The Charter will soon be making its way to schools, city governments, state legislatures, teachers organizations, civic groups, professional associations, judges, and law schools. The aforementioned Global Judges Symposium concluded its summit activities by issuing the so-called Johannesburg Principles on the Rule of Law and Sustainable Development. “We recognize,” it states, “the importance of ensuring that environmental law and law in the field of sustainable development feature prominently in academic curricula, legal studies and training at all levels, in particular among judges and others engaged in the judicial process.”

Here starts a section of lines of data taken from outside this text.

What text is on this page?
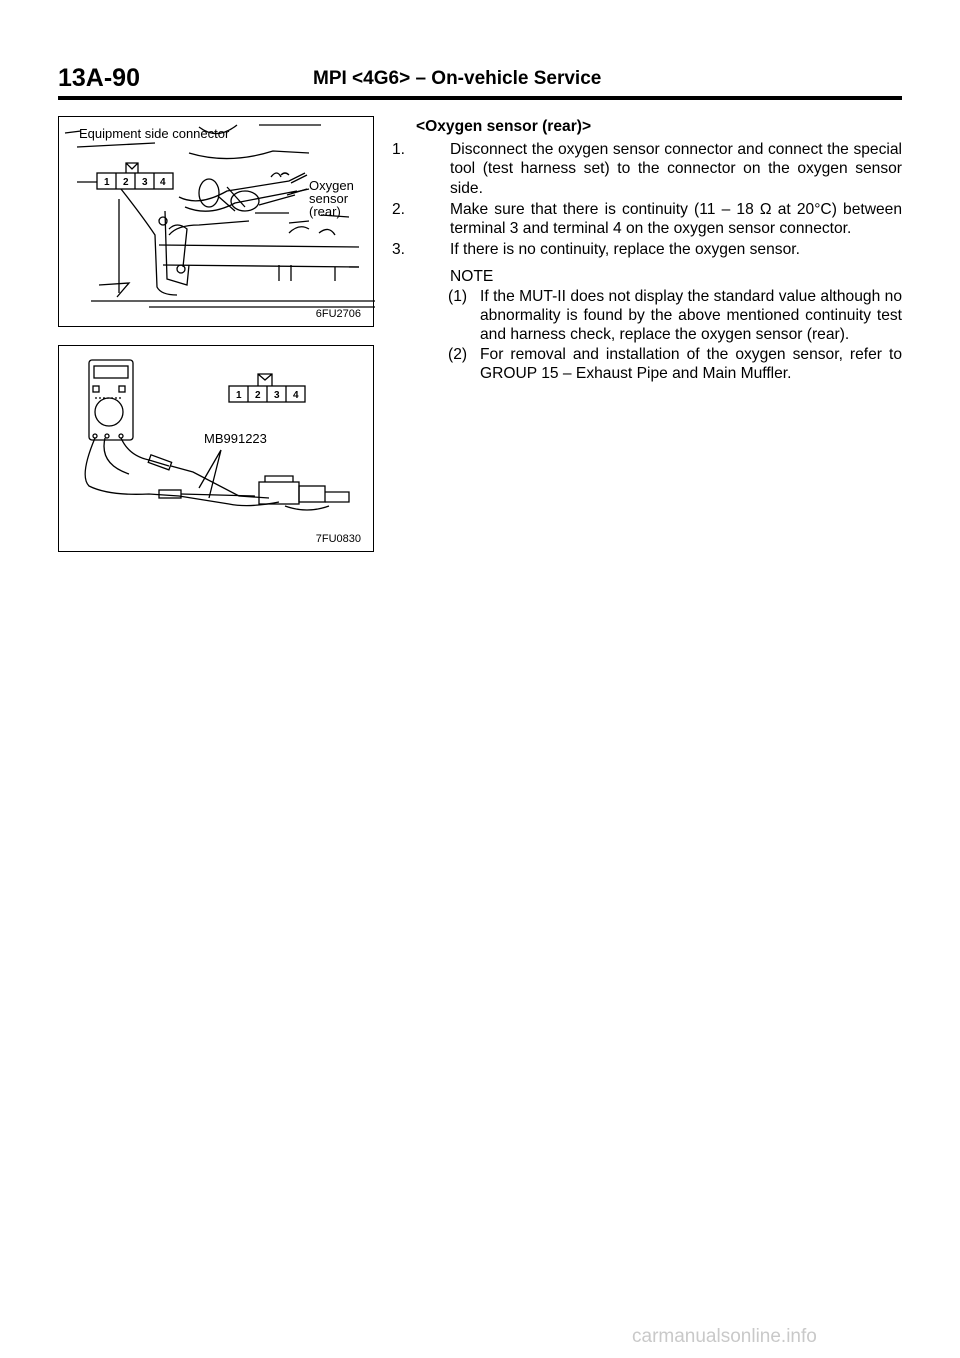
13A-90	MPI <4G6> – On-vehicle Service
Equipment side connector
Oxygen sensor (rear)
1 2 3 4
6FU2706
1 2 3 4
MB991223
7FU0830
<Oxygen sensor (rear)>
1.	Disconnect the oxygen sensor connector and connect the special tool (test harness set) to the connector on the oxygen sensor side.
2.	Make sure that there is continuity (11 – 18 Ω at 20°C) between terminal 3 and terminal 4 on the oxygen sensor connector.
3.	If there is no continuity, replace the oxygen sensor.
NOTE
(1) If the MUT-II does not display the standard value although no abnormality is found by the above mentioned continuity test and harness check, replace the oxygen sensor (rear).
(2) For removal and installation of the oxygen sensor, refer to GROUP 15 – Exhaust Pipe and Main Muffler.
carmanualsonline.info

The judicial symposium was sponsored by the United Nations Environmental Program (largely supported by U.S. tax dollars) and the Environmental Law Institute, one of the principal eco-activist legal groups supported by U.S. tax-exempt foundations.
For the amount of time, effort, and money invested in the Earth Charter program over the past decade, its profile at the recent Johannesburg Earth Summit was remarkably subdued. Apparently, the plan is to orchestrate a global stealth campaign for the Charter among a sympathetic core constituency. As the campaign picks up steam, activists will obtain signatures and public support for this new global ethic from local, state, and national governments, schools, and organizations — without stirring the suspicions and opposition of churches, pro-life, and pro-family forces. Once a critical mass of support has been built among students, teachers, journalists, and public officials, the Charter will appear to be universally accepted and unstoppable.
Americans can make sure that that scheme does not work by informing themselves and their friends and neighbors about this blatantly diabolical and blasphemous deception.